Oil tumbled after the Iranian Oil Minister said that an agreement by Saudi Arabia and Russia last week for oil producers to freeze output was “ridiculous.”
Crude fell 4.6 percent in New York. The proposal to cap output at January levels puts “unrealistic demands” on Iran, Bijan Namdar Zanganeh said Tuesday, according to the ministry’s news agency Shana. Saudi Arabia and Russia, the world’s two biggest crude producers, agreed to the freeze on condition other major producers, notably Iran and Iraq, follow suit. Saudi Arabia isn’t cutting output, the kingdom’s oil minister, Ali al-Naimi, said at the IHS CERAWeek oil conference in Houston.
“Zanganeh and Naimi have managed to deflate traders’ expectations that there would be an agreement to cut production anytime soon,” said Michael Lynch, president of Strategic Energy & Economic Research in Winchester, Massachusetts. “There’s a lot of hard bargaining and additional economic pain that’s going to have to occur before an agreement is reached.”
Oil is down about 14 percent this year on speculation a global glut will persist amid the outlook for increased exports from Iran and brimming U.S. stockpiles. Iran will add more output capacity than any other member of the Organization of Petroleum Exporting Countries over the next six years as it seeks to regain lost market share after the removal of sanctions, according to the International Energy Agency.
West Texas Intermediate for April delivery slipped $1.52 to close at $31.87 a barrel on the New York Mercantile Exchange. It was the biggest decline Feb. 9. The March contract rose $1.84 to expire at $31.48 Monday, the highest for front-month prices since Feb. 4.
Futures extended losses after the settlement when the American Petroleum Institute was said to report U.S. crude supplies rose 7.1 million barrels last week. WTI traded at $31.24 at 4:38 p.m.
Brent for April settlement dropped $1.42, or 4.1 percent, to $33.27 a barrel on the London-based ICE Futures Europe exchange. The European benchmark crude closed at a $1.40 premium to WTI.
The six worst performers on the S&P 500 Tuesday were energy companies. The S&P 500 Oil & Gas Exploration and Production Index fell 4.4 percent.
“Not many countries are going to deliver” even if they promise supply curbs, al-Naimi said. An accord last week to freeze the oil production of Saudi Arabia, Russia, Qatar and Venezuela at January levels is “not like cutting production, that’s not going to happen.”
Instead, high-cost producers will have to “lower costs, borrow or liquidate” to cope with the slump in oil prices, al-Naimi said, adding that he doesn’t know when the current rout will end. This is a “more efficient” way for the market to rebalance than cuts by low-cost producers like Saudi Arabia, which would only delay the “inevitable reckoning” needed for supply and demand to realign, he said.
Questionable Agreement
“It’s hard enough getting two people to agree, much less a large number of competing countries,” said Michael Corcelli, chief investment officer of hedge fund Alexander Alternative Capital LLC in Miami. “Any deal that can be agreed to would be questionable because of the lack of trust.”
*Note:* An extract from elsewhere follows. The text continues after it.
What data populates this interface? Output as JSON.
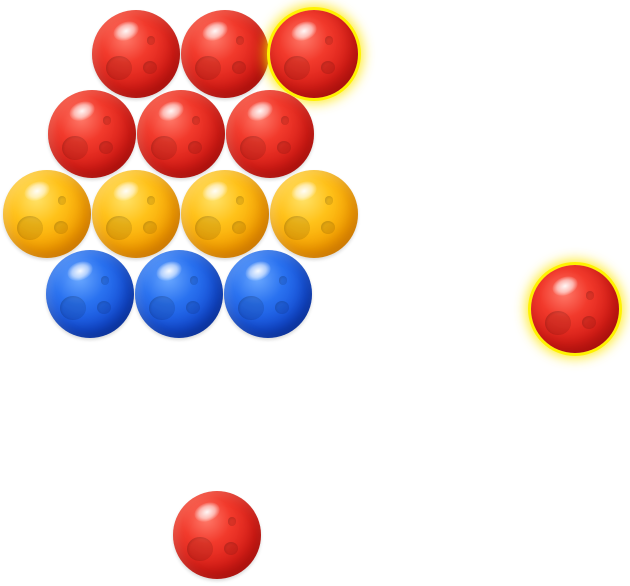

Oil has slumped more than 50 percent since Saudi Arabia led OPEC’s decision in November 2014 to maintain output and defend market share against higher-cost U.S. shale producers. The resilience of the shale sector and increase in Russian production to post-Soviet highs helped expand the global glut.
“U.S. shale output is going to decline,” said Sarah Emerson, managing director of ESAI Energy Inc., a consulting company in Wakefield, Massachusetts. “Everyone seems to think it will happen tomorrow, but it takes time. It has already started and later this year production will be considerably lower.”
Ample Inventories
Global oil stockpiles will keep accumulating into 2017 as supply continues to exceed demand, capping any price recovery, the IEA said in its medium-term report on Monday.
U.S. inventories probably expanded 3.25 million barrels from the highest level in more than eight decades, according to a Bloomberg survey before government data on Wednesday. Supplies of gasoline and distillate fuel, a category that includes diesel and heating oil, fell, the analysts said.
March gasoline futures fell 3.4 percent to close at 96.63 cents a gallon. Diesel dropped 3.1 percent to $1.0221, the lowest settlement since Feb. 11.